Lab link : https://portswigger.net/web-security/file-path-traversal/lab-simple
Phase 1: Intercepting the Request
- First, we enable the Burp Suite extension in our browser to intercept the website's traffic.
- While browsing the shop's homepage, we capture the incoming HTTP requests in Burp Suite's Proxy tab.
- We can clearly identify the vulnerable endpoint as the application requests product images using the format GET /image?filename=59.jpg.
Phase 2: Preparing the Attack
- To manipulate this specific request without refreshing the whole page, we right-click the intercepted GET request.
- We select "Send to Repeater" (or use Ctrl + R) to isolate the request for testing.
- Burp Repeater now provides a dedicated workspace where we can easily edit the filename parameter.
Phase 3: Injecting the Payload
- In the Repeater tab, we delete the original 59.jpg value and inject our directory traversal payload: ../../../etc/passwd .
- After sending the modified request, the server responds with an HTTP/2 200 OK status instead of throwing an error.
- Instead of returning a picture, the server successfully dumps the contents of the /etc/passwd file straight into our response window, revealing internal system accounts like root, daemon, and carlos.
Remediation: Locking the Library Doors (The Fix)
Now that we know how an attacker tricks our digital librarian, how do we fix it?
The absolute best defense against Path Traversal is to never pass user-supplied input directly into file system APIs.
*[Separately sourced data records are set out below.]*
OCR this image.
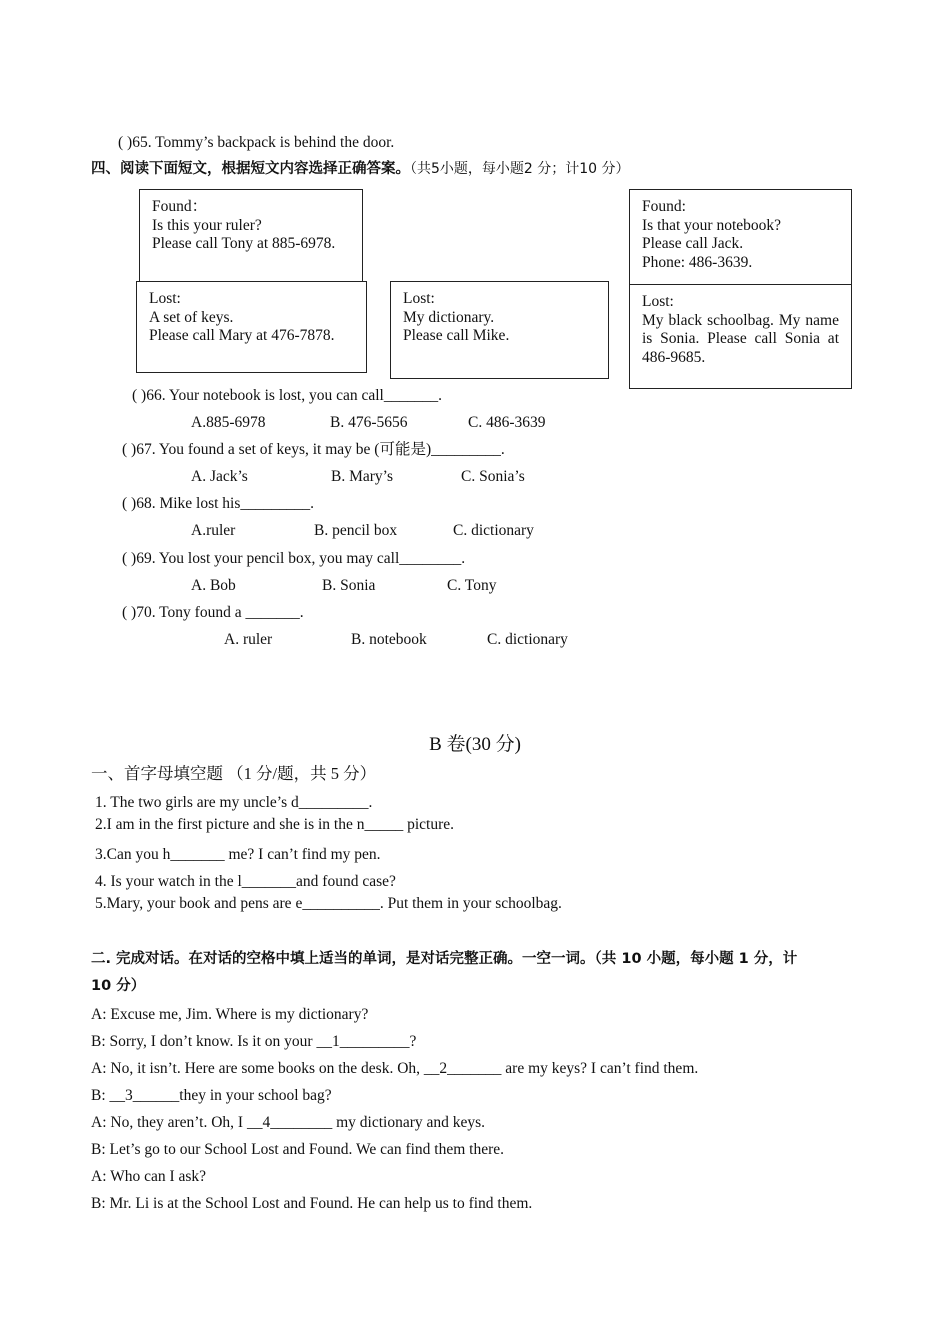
( )65. Tommy’s backpack is behind the door.
四、阅读下面短文，根据短文内容选择正确答案。（共5小题，每小题2 分；计10 分）
Found：
Is this your ruler?
Please call Tony at 885-6978.
Lost:
A set of keys.
Please call Mary at 476-7878.
Lost:
My dictionary.
Please call Mike.
Found:
Is that your notebook?
Please call Jack.
Phone: 486-3639.
Lost:
My black schoolbag. My name is Sonia. Please call Sonia at 486-9685.
( )66. Your notebook is lost, you can call_______.
A.885-6978	B. 476-5656	C. 486-3639
( )67. You found a set of keys, it may be (可能是)_________.
A. Jack’s	B. Mary’s	C. Sonia’s
( )68. Mike lost his_________.
A.ruler	B. pencil box	C. dictionary
( )69. You lost your pencil box, you may call________.
A. Bob	B. Sonia	C. Tony
( )70. Tony found a _______.
A. ruler	B. notebook	C. dictionary
B 卷(30 分)
一、首字母填空题 （1 分/题，共 5 分）
1. The two girls are my uncle’s d_________.
2.I am in the first picture and she is in the n_____ picture.
3.Can you h_______ me? I can’t find my pen.
4. Is your watch in the l_______and found case?
5.Mary, your book and pens are e__________. Put them in your schoolbag.
二. 完成对话。在对话的空格中填上适当的单词，是对话完整正确。一空一词。（共 10 小题，每小题 1 分，计
10 分）
A: Excuse me, Jim. Where is my dictionary?
B: Sorry, I don’t know. Is it on your __1_________?
A: No, it isn’t. Here are some books on the desk. Oh, __2_______ are my keys? I can’t find them.
B: __3______they in your school bag?
A: No, they aren’t. Oh, I __4________ my dictionary and keys.
B: Let’s go to our School Lost and Found. We can find them there.
A: Who can I ask?
B: Mr. Li is at the School Lost and Found. He can help us to find them.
If a developer must allow users to input filenames, here are the industry-standard ways to secure the code:
1. Allowlisting (The Ultimate Defense)
Instead of trying to guess every bad payload an attacker might try (like double URL encoding or null bytes), use an allowlist. Implement a strict policy where the application only accepts predefined safe characters (like alphanumeric characters only) or specific, known filenames. If an input contains a slash / or a dot . , reject it immediately.
2. Path Canonicalization
Before the server opens any file, it should resolve the absolute path and verify its destination. Languages have built-in functions designed exactly for this such as realpath() in PHP or getCanonicalPath() in Java.
The code should look at the full path after the user input is processed:
- If the final resolved path is /var/www/library/public_archives/history-of-rome.txt, the server allows it.
- If the final resolved path attempts to escape to /etc/passwd, the server catches it, blocks the request, and flags it as malicious.
3. Permissions and Sandboxing
Run the web server with the absolute minimum privileges required (the Principle of Least Privilege). The account running the web service should never have read access to sensitive operating system files like /etc/passwd in the first place. Even if the application logic breaks, the operating system security policies will stop the attacker from reading restricted files.
CONCLUSION
Path Traversal might be a foundational vulnerability, but it remains highly impactful if left unchecked. By understanding the underlying mechanics of how servers interpret file paths and applying strict input sanitization, developers can ensure their digital librarians only serve the public books they are meant to be shared.